A Large Viewing Angle 3-Dimensional V-SLAM Algorithm with a Kinect-based Mobile Robot System
XIN Jing1, GOU Jiaolong1, MA Xiaomin1, HUANG Kai1, LIU Ding1, ZHANG Youmin2
1. School of Automation & Information Engineering, Xi'an University of Technology, Xi'an 710048, China;
2. Department of Mechanical and Industrial Engineering, Concordia University, Montreal H3G 1M8, Canada
To solve the performance degradation problem of the mobile robot 3D V-SLAM (visual simultaneous localization and mapping) in the presence of large viewing angle, an affine invariant features matching algorithm AORB (affine oriented FAST and rotated BRIEF) is proposed, and a mobile robot large viewing angle 3D V-SLAM system using Kinect camera is further developed. Firstly, AORB algorithm is adopted to implement the fast and efficient matching between adjacent frames captured by the Kinect RGB camera in the presence of large changes of viewing angle, and the corresponding relationship between adjacent frames is created. Secondly, 2D image points are converted into 3D color cloud data through using the calibrated intrinsic and extrinsic parameters of Kinect, and pixel depth values after alignment correction.
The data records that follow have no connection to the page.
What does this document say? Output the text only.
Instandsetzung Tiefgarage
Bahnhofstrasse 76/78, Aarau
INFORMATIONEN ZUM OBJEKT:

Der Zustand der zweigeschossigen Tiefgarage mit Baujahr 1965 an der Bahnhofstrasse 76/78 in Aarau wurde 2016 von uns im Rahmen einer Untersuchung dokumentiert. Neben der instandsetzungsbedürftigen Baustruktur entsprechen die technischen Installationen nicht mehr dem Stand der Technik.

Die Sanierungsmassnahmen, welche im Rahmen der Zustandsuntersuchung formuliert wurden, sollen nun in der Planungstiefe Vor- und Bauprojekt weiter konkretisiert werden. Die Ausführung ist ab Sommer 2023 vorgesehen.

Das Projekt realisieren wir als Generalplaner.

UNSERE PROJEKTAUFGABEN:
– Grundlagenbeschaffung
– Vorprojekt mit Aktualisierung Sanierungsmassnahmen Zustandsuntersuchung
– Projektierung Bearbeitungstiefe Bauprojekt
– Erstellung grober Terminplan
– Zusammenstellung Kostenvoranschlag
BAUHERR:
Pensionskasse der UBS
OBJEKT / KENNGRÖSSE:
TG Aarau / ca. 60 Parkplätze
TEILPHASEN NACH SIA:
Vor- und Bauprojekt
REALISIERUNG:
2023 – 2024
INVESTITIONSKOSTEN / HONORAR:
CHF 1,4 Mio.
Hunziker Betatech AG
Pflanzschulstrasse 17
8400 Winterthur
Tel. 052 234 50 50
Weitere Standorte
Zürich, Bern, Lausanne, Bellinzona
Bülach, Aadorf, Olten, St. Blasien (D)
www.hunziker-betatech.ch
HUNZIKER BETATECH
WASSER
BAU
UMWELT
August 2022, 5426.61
Thirdly, the relative pose between adjacent frames is computed by using the least-squares algorithm after removing outliers using RANSAC (RANdom Sample Consensus). Finally, the 3D model is obtained by optimizing the resulting pose using g2o (general graph optimization). Mobile robot large viewing angle 3D V-SLAM is realized ultimately. Both the off-line (based on well-known and available benchmark data sets) and the online (with a developed mobile robot system) experimental testing show that the proposed matching algorithm and the developed 3D V-SLAM system can accurately update the local model, successfully reconstruct the environment model, and effectively estimate the motion trajectory of the mobile robot in the presence of large viewing angle.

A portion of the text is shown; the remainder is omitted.